Banner Year in Arkansas: The Top 10 Business Stories of 2013

by Arkansas Business Staff  on Monday, Dec. 23, 2013 12:00 am  

Shoffner initially said she wouldn’t leave office despite the charges and her arrest. However, she changed her mind and resigned May 21 amid public outcry and bipartisan consternation.

On May 29, Gov. Mike Beebe appointed Charles Robinson, a retired Legislative Audit Division chief, to finish out Shoffner’s second term, which ends in January 2015.

On May 31, Shoffner disputed the alleged facts of a plea agreement in open court, a move that caught even her veteran defense attorney, Chuck Banks, by surprise.

Her position not to admit soliciting the bribes effectively derailed a plea bargain that probably would have resulted in a prison sentence of no more than 18 months

A grand jury indictment filed June 5 leveled six counts of extortion, one count of attempted extortion and seven counts of receipt of a bribe.

Shoffner pleaded not guilty to the charges at her June 27 arraignment. Her trial date is set for March 3 in Little Rock’s U.S. District Court before Judge Leon Holmes.

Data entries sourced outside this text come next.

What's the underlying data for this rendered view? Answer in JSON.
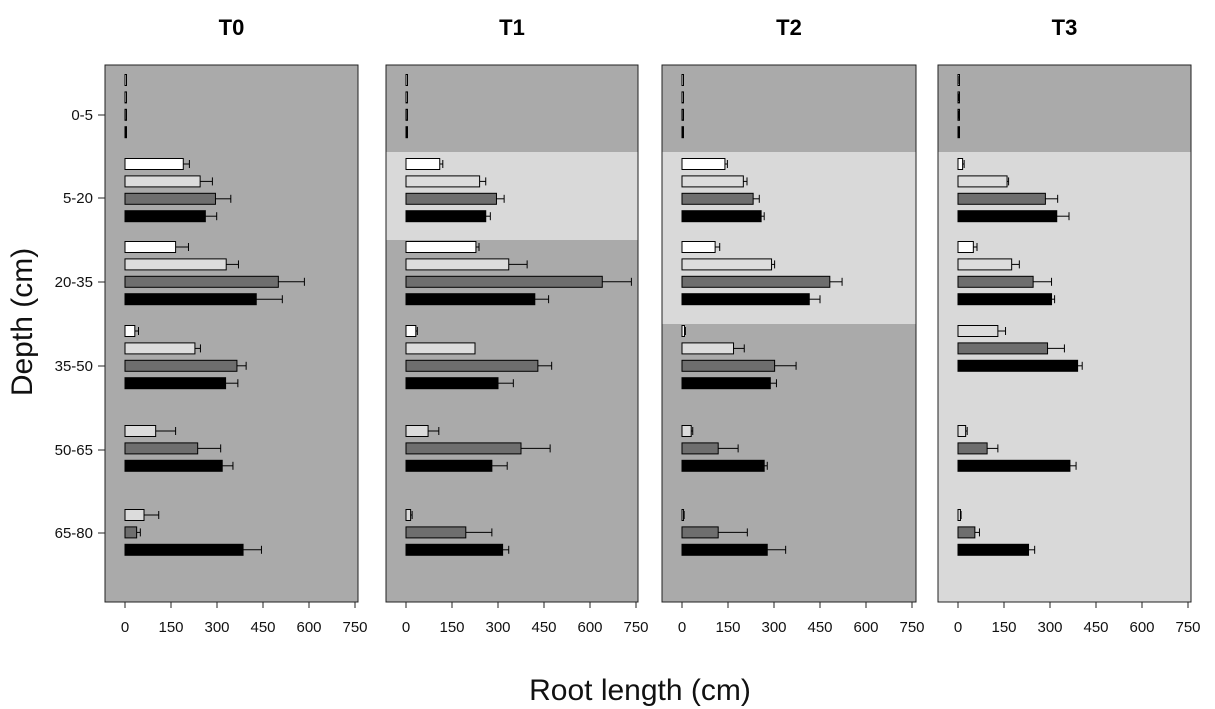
{
  "chart_data": {
    "type": "bar",
    "orientation": "horizontal",
    "xlabel": "Root length (cm)",
    "ylabel": "Depth (cm)",
    "xlim": [
      0,
      750
    ],
    "xticks": [
      "0",
      "150",
      "300",
      "450",
      "600",
      "750"
    ],
    "depth_categories": [
      "0-5",
      "5-20",
      "20-35",
      "35-50",
      "50-65",
      "65-80"
    ],
    "series_colors": [
      "#ffffff",
      "#dcdcdc",
      "#6e6e6e",
      "#000000"
    ],
    "background_colors": {
      "dark": "#aaaaaa",
      "light": "#d9d9d9"
    },
    "panels": [
      {
        "title": "T0",
        "bands": [
          {
            "from": "0-5",
            "to": "65-80",
            "shade": "dark"
          }
        ],
        "groups": [
          {
            "depth": "0-5",
            "bars": [
              {
                "series": 0,
                "value": 2,
                "error": 0
              },
              {
                "series": 1,
                "value": 2,
                "error": 0
              },
              {
                "series": 2,
                "value": 3,
                "error": 0
              },
              {
                "series": 3,
                "value": 3,
                "error": 0
              }
            ]
          },
          {
            "depth": "5-20",
            "bars": [
              {
                "series": 0,
                "value": 190,
                "error": 20
              },
              {
                "series": 1,
                "value": 245,
                "error": 40
              },
              {
                "series": 2,
                "value": 295,
                "error": 50
              },
              {
                "series": 3,
                "value": 262,
                "error": 37
              }
            ]
          },
          {
            "depth": "20-35",
            "bars": [
              {
                "series": 0,
                "value": 165,
                "error": 42
              },
              {
                "series": 1,
                "value": 330,
                "error": 40
              },
              {
                "series": 2,
                "value": 500,
                "error": 85
              },
              {
                "series": 3,
                "value": 428,
                "error": 85
              }
            ]
          },
          {
            "depth": "35-50",
            "bars": [
              {
                "series": 0,
                "value": 32,
                "error": 12
              },
              {
                "series": 1,
                "value": 228,
                "error": 18
              },
              {
                "series": 2,
                "value": 365,
                "error": 30
              },
              {
                "series": 3,
                "value": 328,
                "error": 40
              }
            ]
          },
          {
            "depth": "50-65",
            "bars": [
              {
                "series": 1,
                "value": 100,
                "error": 65
              },
              {
                "series": 2,
                "value": 237,
                "error": 75
              },
              {
                "series": 3,
                "value": 317,
                "error": 35
              }
            ]
          },
          {
            "depth": "65-80",
            "bars": [
              {
                "series": 1,
                "value": 62,
                "error": 48
              },
              {
                "series": 2,
                "value": 38,
                "error": 12
              },
              {
                "series": 3,
                "value": 385,
                "error": 60
              }
            ]
          }
        ]
      },
      {
        "title": "T1",
        "bands": [
          {
            "from": "0-5",
            "to": "0-5",
            "shade": "dark"
          },
          {
            "from": "5-20",
            "to": "5-20",
            "shade": "light"
          },
          {
            "from": "20-35",
            "to": "65-80",
            "shade": "dark"
          }
        ],
        "groups": [
          {
            "depth": "0-5",
            "bars": [
              {
                "series": 0,
                "value": 3,
                "error": 0
              },
              {
                "series": 1,
                "value": 3,
                "error": 0
              },
              {
                "series": 2,
                "value": 2,
                "error": 0
              },
              {
                "series": 3,
                "value": 2,
                "error": 0
              }
            ]
          },
          {
            "depth": "5-20",
            "bars": [
              {
                "series": 0,
                "value": 110,
                "error": 10
              },
              {
                "series": 1,
                "value": 240,
                "error": 20
              },
              {
                "series": 2,
                "value": 295,
                "error": 25
              },
              {
                "series": 3,
                "value": 260,
                "error": 15
              }
            ]
          },
          {
            "depth": "20-35",
            "bars": [
              {
                "series": 0,
                "value": 228,
                "error": 10
              },
              {
                "series": 1,
                "value": 335,
                "error": 60
              },
              {
                "series": 2,
                "value": 640,
                "error": 95
              },
              {
                "series": 3,
                "value": 420,
                "error": 45
              }
            ]
          },
          {
            "depth": "35-50",
            "bars": [
              {
                "series": 0,
                "value": 32,
                "error": 5
              },
              {
                "series": 1,
                "value": 225,
                "error": 0
              },
              {
                "series": 2,
                "value": 430,
                "error": 45
              },
              {
                "series": 3,
                "value": 300,
                "error": 50
              }
            ]
          },
          {
            "depth": "50-65",
            "bars": [
              {
                "series": 1,
                "value": 72,
                "error": 35
              },
              {
                "series": 2,
                "value": 375,
                "error": 95
              },
              {
                "series": 3,
                "value": 280,
                "error": 50
              }
            ]
          },
          {
            "depth": "65-80",
            "bars": [
              {
                "series": 1,
                "value": 15,
                "error": 5
              },
              {
                "series": 2,
                "value": 195,
                "error": 85
              },
              {
                "series": 3,
                "value": 315,
                "error": 20
              }
            ]
          }
        ]
      },
      {
        "title": "T2",
        "bands": [
          {
            "from": "0-5",
            "to": "0-5",
            "shade": "dark"
          },
          {
            "from": "5-20",
            "to": "20-35",
            "shade": "light"
          },
          {
            "from": "35-50",
            "to": "65-80",
            "shade": "dark"
          }
        ],
        "groups": [
          {
            "depth": "0-5",
            "bars": [
              {
                "series": 0,
                "value": 3,
                "error": 0
              },
              {
                "series": 1,
                "value": 2,
                "error": 0
              },
              {
                "series": 2,
                "value": 2,
                "error": 0
              },
              {
                "series": 3,
                "value": 2,
                "error": 0
              }
            ]
          },
          {
            "depth": "5-20",
            "bars": [
              {
                "series": 0,
                "value": 140,
                "error": 8
              },
              {
                "series": 1,
                "value": 200,
                "error": 12
              },
              {
                "series": 2,
                "value": 232,
                "error": 20
              },
              {
                "series": 3,
                "value": 258,
                "error": 10
              }
            ]
          },
          {
            "depth": "20-35",
            "bars": [
              {
                "series": 0,
                "value": 108,
                "error": 15
              },
              {
                "series": 1,
                "value": 292,
                "error": 10
              },
              {
                "series": 2,
                "value": 482,
                "error": 40
              },
              {
                "series": 3,
                "value": 415,
                "error": 35
              }
            ]
          },
          {
            "depth": "35-50",
            "bars": [
              {
                "series": 0,
                "value": 8,
                "error": 3
              },
              {
                "series": 1,
                "value": 168,
                "error": 35
              },
              {
                "series": 2,
                "value": 302,
                "error": 70
              },
              {
                "series": 3,
                "value": 288,
                "error": 20
              }
            ]
          },
          {
            "depth": "50-65",
            "bars": [
              {
                "series": 1,
                "value": 30,
                "error": 5
              },
              {
                "series": 2,
                "value": 118,
                "error": 65
              },
              {
                "series": 3,
                "value": 268,
                "error": 10
              }
            ]
          },
          {
            "depth": "65-80",
            "bars": [
              {
                "series": 1,
                "value": 5,
                "error": 2
              },
              {
                "series": 2,
                "value": 118,
                "error": 95
              },
              {
                "series": 3,
                "value": 278,
                "error": 60
              }
            ]
          }
        ]
      },
      {
        "title": "T3",
        "bands": [
          {
            "from": "0-5",
            "to": "0-5",
            "shade": "dark"
          },
          {
            "from": "5-20",
            "to": "65-80",
            "shade": "light"
          }
        ],
        "groups": [
          {
            "depth": "0-5",
            "bars": [
              {
                "series": 0,
                "value": 3,
                "error": 1
              },
              {
                "series": 1,
                "value": 2,
                "error": 1
              },
              {
                "series": 2,
                "value": 2,
                "error": 1
              },
              {
                "series": 3,
                "value": 2,
                "error": 1
              }
            ]
          },
          {
            "depth": "5-20",
            "bars": [
              {
                "series": 0,
                "value": 15,
                "error": 5
              },
              {
                "series": 1,
                "value": 160,
                "error": 5
              },
              {
                "series": 2,
                "value": 285,
                "error": 40
              },
              {
                "series": 3,
                "value": 322,
                "error": 40
              }
            ]
          },
          {
            "depth": "20-35",
            "bars": [
              {
                "series": 0,
                "value": 50,
                "error": 12
              },
              {
                "series": 1,
                "value": 175,
                "error": 25
              },
              {
                "series": 2,
                "value": 245,
                "error": 60
              },
              {
                "series": 3,
                "value": 305,
                "error": 10
              }
            ]
          },
          {
            "depth": "35-50",
            "bars": [
              {
                "series": 1,
                "value": 130,
                "error": 25
              },
              {
                "series": 2,
                "value": 292,
                "error": 55
              },
              {
                "series": 3,
                "value": 390,
                "error": 15
              }
            ]
          },
          {
            "depth": "50-65",
            "bars": [
              {
                "series": 1,
                "value": 25,
                "error": 5
              },
              {
                "series": 2,
                "value": 95,
                "error": 35
              },
              {
                "series": 3,
                "value": 365,
                "error": 20
              }
            ]
          },
          {
            "depth": "65-80",
            "bars": [
              {
                "series": 1,
                "value": 8,
                "error": 2
              },
              {
                "series": 2,
                "value": 55,
                "error": 15
              },
              {
                "series": 3,
                "value": 230,
                "error": 20
              }
            ]
          }
        ]
      }
    ]
  }
}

10. Massive Medicare Fraud

Dr. Stacey M. Johnson might have orchestrated the largest Medicare fraud in Arkansas’ history by allegedly overbilling the federal program by $14.7 million, according to a criminal investigator’s affidavit that was made public in 2013. Johnson likely would have been indicted, in connection with ordering tests that weren’t medically necessary, had he not died in March at the age of 63, according to a civil forfeiture lawsuit filed in September by the U.S. Attorney’s Office for the Western District of Arkansas.

The overbilling allegedly occurred between Jan. 1, 2004, and June 30, 2006, and Jan. 1, 2007, through June 26, 2009.

The story highlighted the fact that providers are behind some of the largest Medicare fraud cases in the country. And if red flags had been noticed earlier, Johnson’s practice might have been shut down before 2009, when the Arkansas State Medical Board finally yanked Johnson’s medical license, finding he was a danger to the public health, safety and welfare.

Concerns about Johnson’s treatment plans dated back to the 1980s when Medicare had “counseled” Johnson for ordering excessive tests on patients.

And over the years, patients and insurance companies had complained to the medical board about Johnson’s excessive testing.

Even Johnson’ ex-wife, Cynthia Johnson, who worked with him at his Mountain Home clinic, had complained about his running so many tests on patients.